A García Ponce no le interesa tanto la descripción minuciosa del acto sexual como las reacciones compartidas por sus personajes femeninos en ese instante, librándolos de esquemas binarios bueno/malo, lícito/ilícito-, y enfrentándolos a la tachadura de las fronteras: entre la verdad y la mentira no hay diferencias. Inmaculada nunca impone reglas de juego; todas las acepta sin terminar por ello siendo objeto. Sus compañeros ocasionales pintores, fotógrafos, doctores, oficinistas forman una gama variada de seres dispuestos a asumir la inmediatez de su existencia, sin cuestionar cada uno de sus actos; todos ofrecen una mirada aprobatoria a Inmaculada. Dice un amante suyo: “Si algo tenemos del pasado inmediato y hasta del presente es el placer de entregar nuestros gustos sólo a los que se deciden a ello”.

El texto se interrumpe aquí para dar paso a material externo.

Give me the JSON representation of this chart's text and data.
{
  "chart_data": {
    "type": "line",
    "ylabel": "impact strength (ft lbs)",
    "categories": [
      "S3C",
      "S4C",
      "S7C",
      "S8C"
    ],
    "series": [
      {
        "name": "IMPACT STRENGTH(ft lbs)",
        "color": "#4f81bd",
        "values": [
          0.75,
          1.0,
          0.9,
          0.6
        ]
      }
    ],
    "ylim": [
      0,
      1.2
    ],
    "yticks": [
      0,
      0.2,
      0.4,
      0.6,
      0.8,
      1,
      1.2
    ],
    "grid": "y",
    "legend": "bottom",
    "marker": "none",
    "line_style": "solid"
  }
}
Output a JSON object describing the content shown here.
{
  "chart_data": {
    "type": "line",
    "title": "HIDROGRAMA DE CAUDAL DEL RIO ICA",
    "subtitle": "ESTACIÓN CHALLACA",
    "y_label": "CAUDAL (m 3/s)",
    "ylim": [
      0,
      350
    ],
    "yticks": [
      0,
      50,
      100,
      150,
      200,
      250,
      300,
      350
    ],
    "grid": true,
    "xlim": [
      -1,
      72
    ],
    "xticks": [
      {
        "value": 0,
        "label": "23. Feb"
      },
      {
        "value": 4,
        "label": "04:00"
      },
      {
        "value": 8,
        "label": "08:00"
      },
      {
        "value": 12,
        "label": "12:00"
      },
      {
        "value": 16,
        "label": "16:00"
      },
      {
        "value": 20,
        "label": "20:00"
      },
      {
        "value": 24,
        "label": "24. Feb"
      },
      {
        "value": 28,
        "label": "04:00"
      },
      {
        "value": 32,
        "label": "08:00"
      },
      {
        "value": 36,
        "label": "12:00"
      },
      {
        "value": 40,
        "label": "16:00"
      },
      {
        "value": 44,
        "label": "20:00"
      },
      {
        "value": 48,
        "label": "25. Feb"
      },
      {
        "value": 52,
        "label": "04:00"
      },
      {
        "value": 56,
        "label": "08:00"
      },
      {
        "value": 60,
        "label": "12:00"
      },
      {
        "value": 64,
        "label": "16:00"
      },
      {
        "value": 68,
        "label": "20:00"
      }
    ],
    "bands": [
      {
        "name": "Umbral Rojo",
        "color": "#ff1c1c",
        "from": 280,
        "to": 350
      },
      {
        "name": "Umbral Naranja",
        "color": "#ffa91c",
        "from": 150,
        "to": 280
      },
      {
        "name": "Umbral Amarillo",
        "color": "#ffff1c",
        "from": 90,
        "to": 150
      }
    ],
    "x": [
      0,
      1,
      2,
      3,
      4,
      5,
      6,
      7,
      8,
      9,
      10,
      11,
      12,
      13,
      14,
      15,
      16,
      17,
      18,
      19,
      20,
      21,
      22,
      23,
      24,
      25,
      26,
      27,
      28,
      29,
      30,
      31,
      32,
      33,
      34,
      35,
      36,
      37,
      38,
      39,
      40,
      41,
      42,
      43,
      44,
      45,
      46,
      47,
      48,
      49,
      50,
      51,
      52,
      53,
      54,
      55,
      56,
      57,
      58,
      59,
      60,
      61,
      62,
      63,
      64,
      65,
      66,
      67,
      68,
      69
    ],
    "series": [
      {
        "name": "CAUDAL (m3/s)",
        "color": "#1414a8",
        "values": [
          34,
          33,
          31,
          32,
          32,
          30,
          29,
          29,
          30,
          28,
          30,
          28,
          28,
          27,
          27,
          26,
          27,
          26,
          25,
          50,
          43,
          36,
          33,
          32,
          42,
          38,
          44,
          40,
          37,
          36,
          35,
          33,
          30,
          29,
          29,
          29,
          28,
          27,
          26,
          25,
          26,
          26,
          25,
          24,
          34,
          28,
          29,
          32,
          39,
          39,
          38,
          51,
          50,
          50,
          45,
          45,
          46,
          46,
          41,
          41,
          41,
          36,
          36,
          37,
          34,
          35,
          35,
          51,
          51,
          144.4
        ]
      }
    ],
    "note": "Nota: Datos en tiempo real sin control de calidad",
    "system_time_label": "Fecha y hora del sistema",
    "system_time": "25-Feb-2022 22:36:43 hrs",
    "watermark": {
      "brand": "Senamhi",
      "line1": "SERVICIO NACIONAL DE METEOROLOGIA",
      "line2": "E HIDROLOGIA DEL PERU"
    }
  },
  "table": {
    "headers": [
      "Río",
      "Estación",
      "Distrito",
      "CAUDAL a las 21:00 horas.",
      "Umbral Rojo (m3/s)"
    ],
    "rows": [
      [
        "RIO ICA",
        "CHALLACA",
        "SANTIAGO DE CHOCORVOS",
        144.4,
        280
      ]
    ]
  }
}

Así se nos va presentando la vida de Inmaculada, como un sucesivo cambio de escenarios donde perdura una sola representación; cambian los actores pero la vida se enriquece en experiencias que sin embargo no agotan el cuerpo, pues éste sólo atiende a la libertad del deseo, sin someter el imperativo corporal ni al texto mismo a razonamientos teóricos explicativos o postulaciones silogísticas. Esta continua inocencia de Inmaculada es el recurso para afirmar sus actos de “infidelidad” como una vía para establecer la “fidelidad”: el cuerpo de ella se fragmenta y esa parte “infiel”, en el acto de entrega, pertenece más puramente a su inmediato amante; sobre ese fragmento dependiente independiente del cuerpo recae la vergüenza, no moral, sino poseedora de una extraña raíz fundada sobre el desconocimiento, la inocencia. La certeza e importancia de tener cerca el objeto amoroso se comparte con la ausencia o la distancia de éste: “Inmaculada se había dejado conducir por sus sensaciones, hubiera hecho lo mismo también sin Miguel una vez que empezaba a hacerlo, pero era distinto que ahora se diese cuenta de que Miguel había estado mirándola y todo empezó por su voluntad de complacerlo”.
Tras este largo “aprendizaje” amoroso, Inmaculada regresa a su hogar para continuar su vida como hasta ahora, pero esta vez bajo un nuevo compromiso: su casamiento con su primer novio. El placer inocente prometido por el cuerpo de Inmaculada es reivindicador del juego, del ocio, del placer carnal, todo ello en un acto saludablemente provocador: su inocencia vive en el límite de la lubricidad.